Ed grew as a parish on the lake near the border. The medieval church and the scattered farms of the district point to settlement here long before the modern centre took shape, a quiet farming and forest country on the frontier with Norway through the early centuries. The border shaped its story.
Soldiers, pedlars, and cross-frontier trade passed this way through the long centuries when the line between the two kingdoms was disputed. The railway made the modern town. When the line through Dalsland reached the district in the later nineteenth century, Ed drew trade, services, and small industry to the station by the lake, growing from a border parish into the centre of its own municipality.
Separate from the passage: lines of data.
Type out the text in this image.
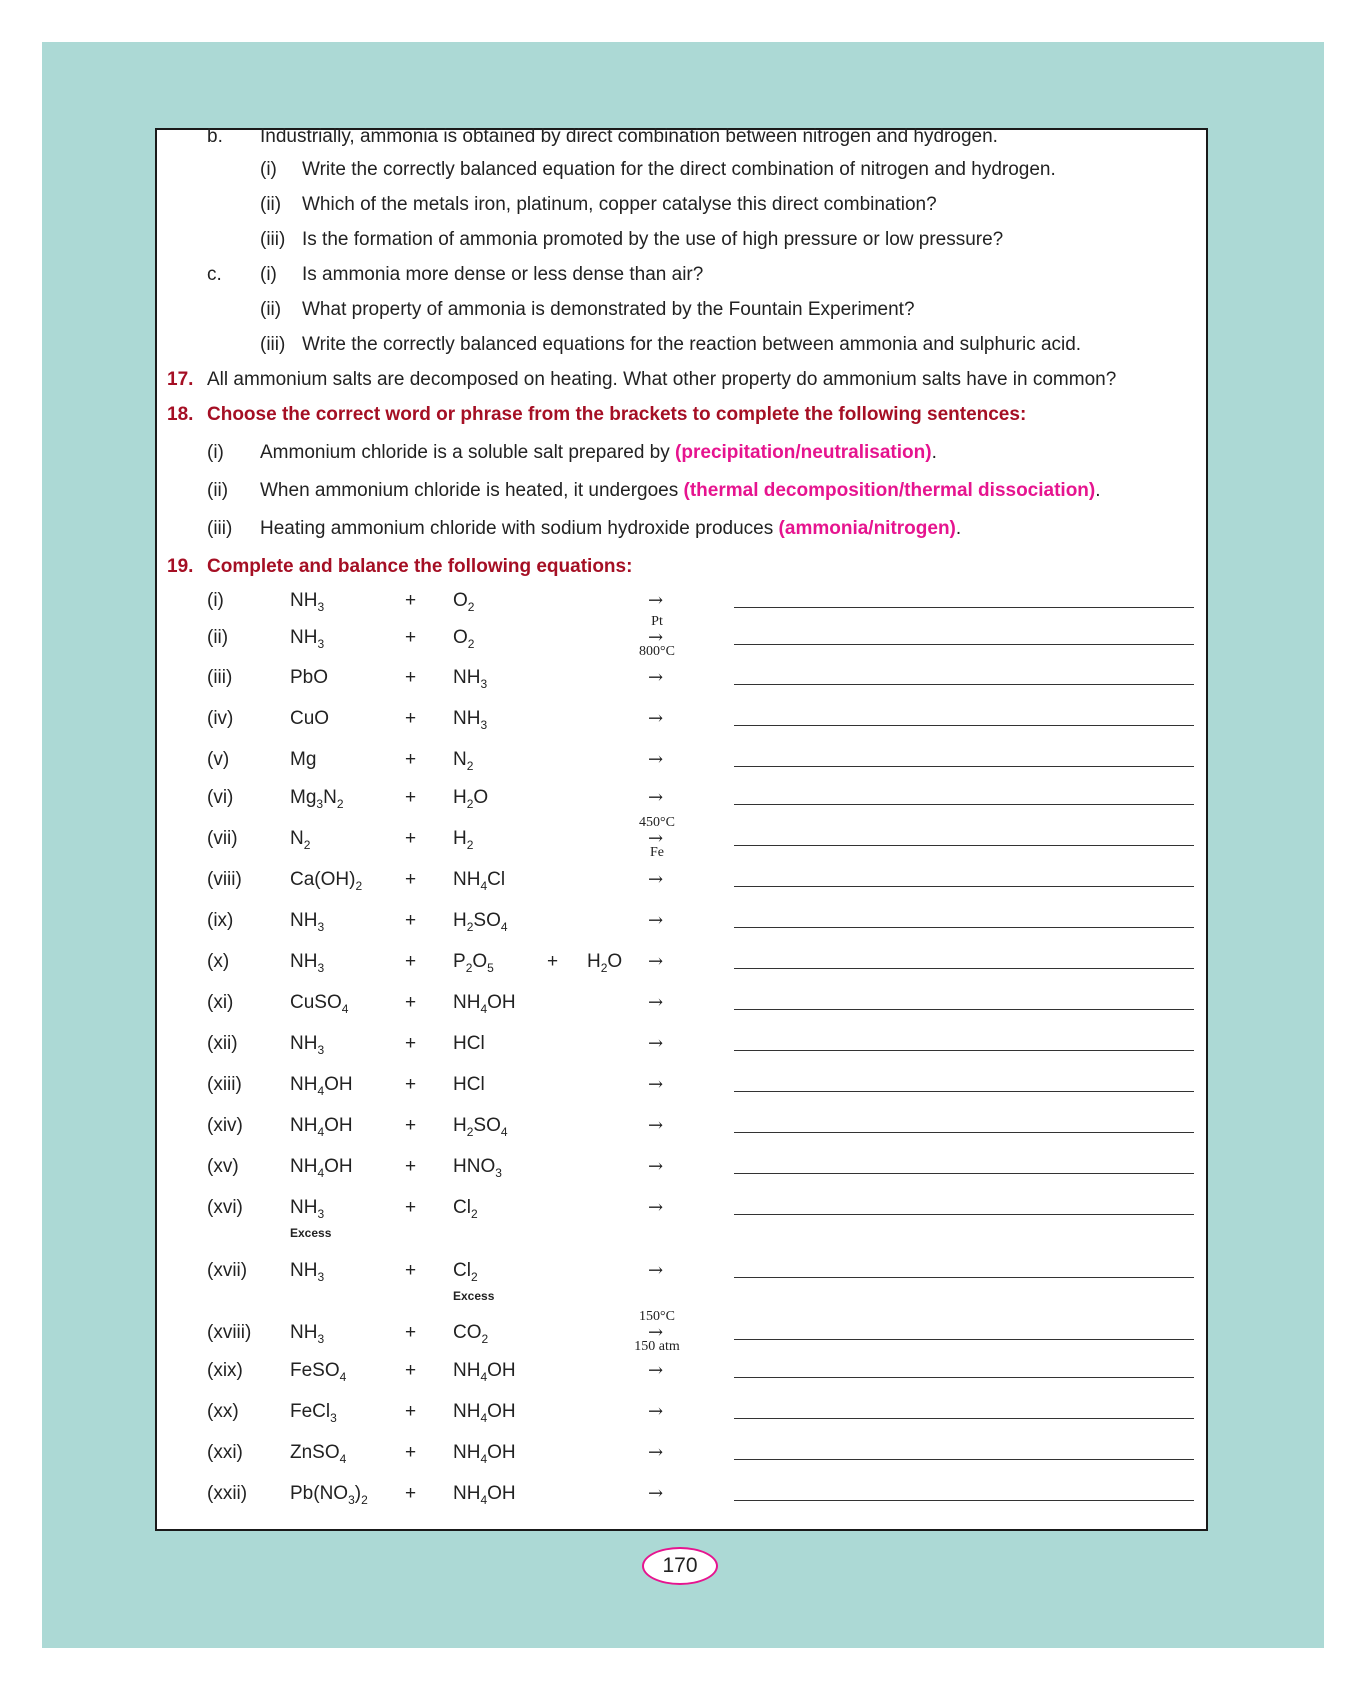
b. Industrially, ammonia is obtained by direct combination between nitrogen and hydrogen.
(i) Write the correctly balanced equation for the direct combination of nitrogen and hydrogen.
(ii) Which of the metals iron, platinum, copper catalyse this direct combination?
(iii) Is the formation of ammonia promoted by the use of high pressure or low pressure?
c. (i) Is ammonia more dense or less dense than air?
(ii) What property of ammonia is demonstrated by the Fountain Experiment?
(iii) Write the correctly balanced equations for the reaction between ammonia and sulphuric acid.
17. All ammonium salts are decomposed on heating. What other property do ammonium salts have in common?
18. Choose the correct word or phrase from the brackets to complete the following sentences:
(i) Ammonium chloride is a soluble salt prepared by (precipitation/neutralisation).
(ii) When ammonium chloride is heated, it undergoes (thermal decomposition/thermal dissociation).
(iii) Heating ammonium chloride with sodium hydroxide produces (ammonia/nitrogen).
19. Complete and balance the following equations:
(i)	$NH_3$	+ $O_2$	→
(ii)	$NH_3$	+ $O_2$	→
Pt
800°C
(iii)	PbO	+ $NH_3$	→
(iv)	CuO	+ $NH_3$	→
(v)	Mg	+ $N_2$	→
(vi)	$Mg_3N_2$	+ $H_2O$	→
(vii)	$N_2$	+ $H_2$	→
450°C
Fe
(viii)	$Ca(OH)_2 + NH_4Cl$	→
(ix)	$NH_3$	+ $H_2SO_4$	→
(x)	$NH_3$	+ $P_2O_5$	+ $H_2O$ →
(xi)	CuSO$_4$	+ $NH_4OH$	→
(xii)	$NH_3$	+ HCl	→
(xiii)	$NH_4OH$	+ HCl	→
(xiv) $NH_4OH$	+ $H_2SO_4$	→
(xv)	$NH_4OH$	+ $HNO_3$	→
(xvi) $NH_3$	+ $Cl_2$	→
Excess
(xvii) $NH_3$	+ $Cl_2$	→
Excess
(xviii) $NH_3$	+ $CO_2$	→
150°C
150 atm
(xix) FeSO$_4$	+ $NH_4OH$	→
(xx)	FeCl$_3$	+ $NH_4OH$	→
(xxi) ZnSO$_4$	+ $NH_4OH$	→
(xxii) $Pb(NO_3)_2 + NH_4OH$	→
170
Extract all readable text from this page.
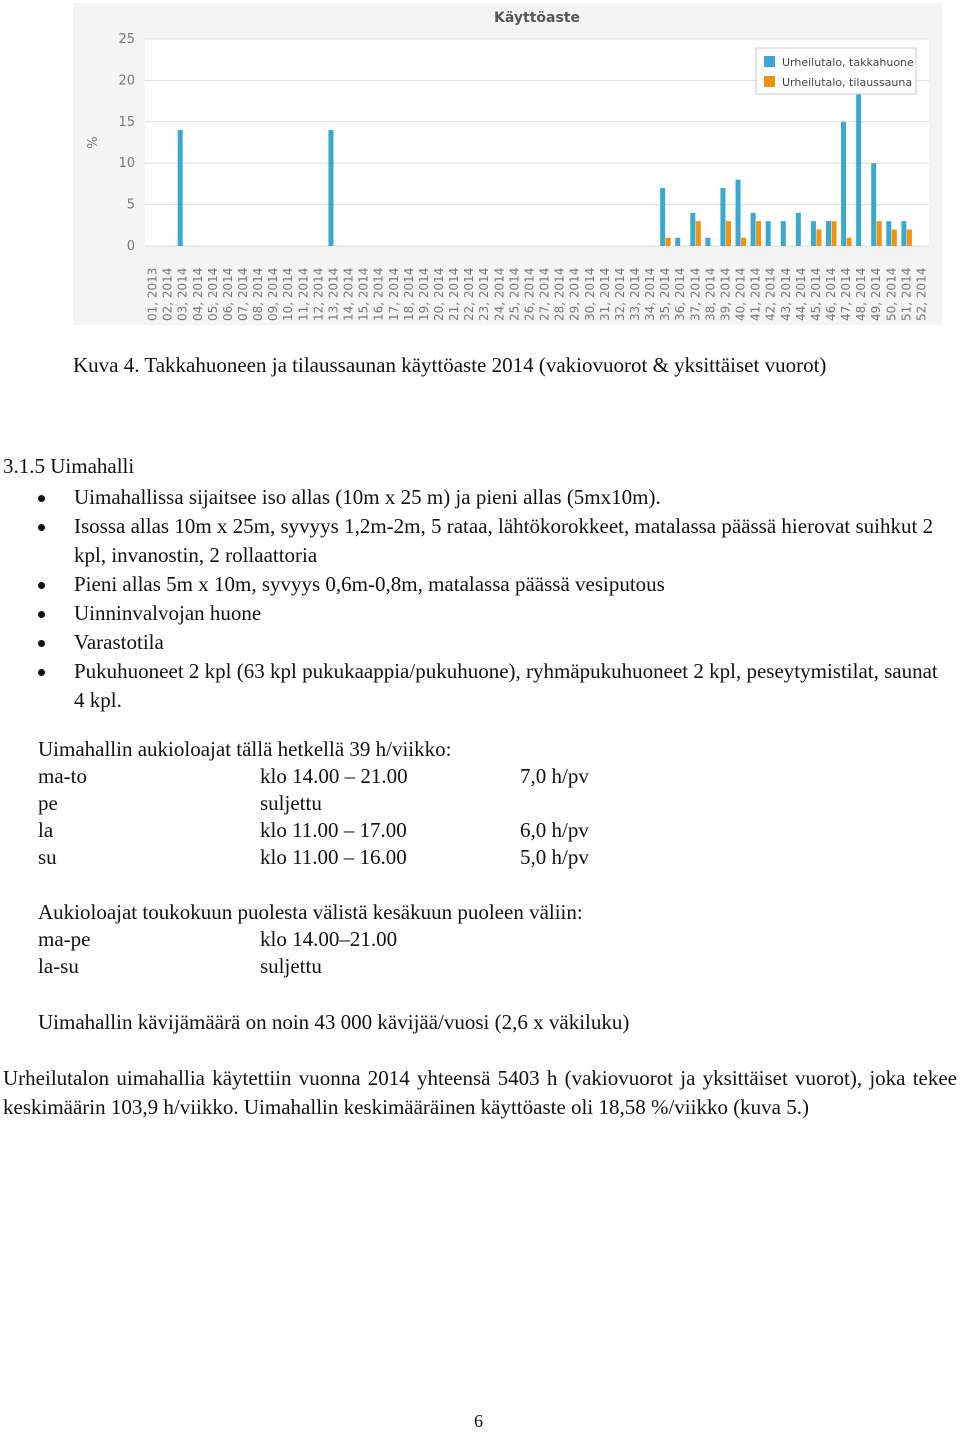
0
5
10
15
20
25
Käyttöaste
%
01, 2013 02, 2014 03, 2014 04, 2014 05, 2014 06, 2014 07, 2014 08, 2014 09, 2014 10, 2014 11, 2014 12, 2014 13, 2014 14, 2014 15, 2014 16, 2014 17, 2014 18, 2014 19, 2014 20, 2014 21, 2014 22, 2014 23, 2014 24, 2014 25, 2014 26, 2014 27, 2014 28, 2014 29, 2014 30, 2014 31, 2014 32, 2014 33, 2014 34, 2014 35, 2014 36, 2014 37, 2014 38, 2014 39, 2014 40, 2014 41, 2014 42, 2014 43, 2014 44, 2014 45, 2014 46, 2014 47, 2014 48, 2014 49, 2014 50, 2014 51, 2014 52, 2014
Urheilutalo, takkahuone
Urheilutalo, tilaussauna

Kuva 4. Takkahuoneen ja tilaussaunan käyttöaste 2014 (vakiovuorot & yksittäiset vuorot)

3.1.5 Uimahalli

Uimahallissa sijaitsee iso allas (10m x 25 m) ja pieni allas (5mx10m).
Isossa allas 10m x 25m, syvyys 1,2m-2m, 5 rataa, lähtökorokkeet, matalassa päässä hierovat suihkut 2 kpl, invanostin, 2 rollaattoria
Pieni allas 5m x 10m, syvyys 0,6m-0,8m, matalassa päässä vesiputous
Uinninvalvojan huone
Varastotila
Pukuhuoneet 2 kpl (63 kpl pukukaappia/pukuhuone), ryhmäpukuhuoneet 2 kpl, peseytymistilat, saunat 4 kpl.

Uimahallin aukioloajat tällä hetkellä 39 h/viikko:

ma-to	klo 14.00 – 21.00	7,0 h/pv
pe	suljettu
la	klo 11.00 – 17.00	6,0 h/pv
su	klo 11.00 – 16.00	5,0 h/pv

Aukioloajat toukokuun puolesta välistä kesäkuun puoleen väliin:

ma-pe	klo 14.00–21.00
la-su	suljettu

Uimahallin kävijämäärä on noin 43 000 kävijää/vuosi (2,6 x väkiluku)

Urheilutalon uimahallia käytettiin vuonna 2014 yhteensä 5403 h (vakiovuorot ja yksittäiset vuorot), joka tekee keskimäärin 103,9 h/viikko. Uimahallin keskimääräinen käyttöaste oli 18,58 %/viikko (kuva 5.)

6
The forests stayed close around. Dals-Eds kyrka still rises above the small centre, tying the modern lakeside town to the older parish that gathered the farms and villages of the border country beside Stora Le.
Where is Ed?
Ed lies in the northern part of Västra Götaland County, set by the lake Stora Le in the forest country of Dalsland near the Norwegian border in western Sweden. The land is a country of long narrow lakes, low ridges, and deep woodland, the town gathered on the shore where the road and the railway meet the water. Forest covers most of the district.
The long lake reaches north toward the frontier, and the woods and waters of the province roll away unbroken around the town.
What is the climate of Ed?
Ed has a cool temperate climate with a clear inland edge. Winters are cold and snowy, the lake freezing over and the border forest lying well away from the moderating reach of the western sea through the dark months of the year. Summers are mild and green.
Long northern daylight draws the evenings out late around midsummer, the warmest season and the busiest weeks for fishing and paddling on the long lake by the town. Rain and snow fall across the seasons here.
How do you get to Ed?
Ed sits on the railway through northern Dalsland near the Norwegian border, reached by rail and road. Trains stop here on the line between Göteborg and the frontier, and country roads run to the town through the forest from the wider province. The way in follows the lakes.
The nearest large airport lies far south at Göteborg, so most visitors arrive by train or by car, the journey crossing the woods and waters of the northern county to reach the border town.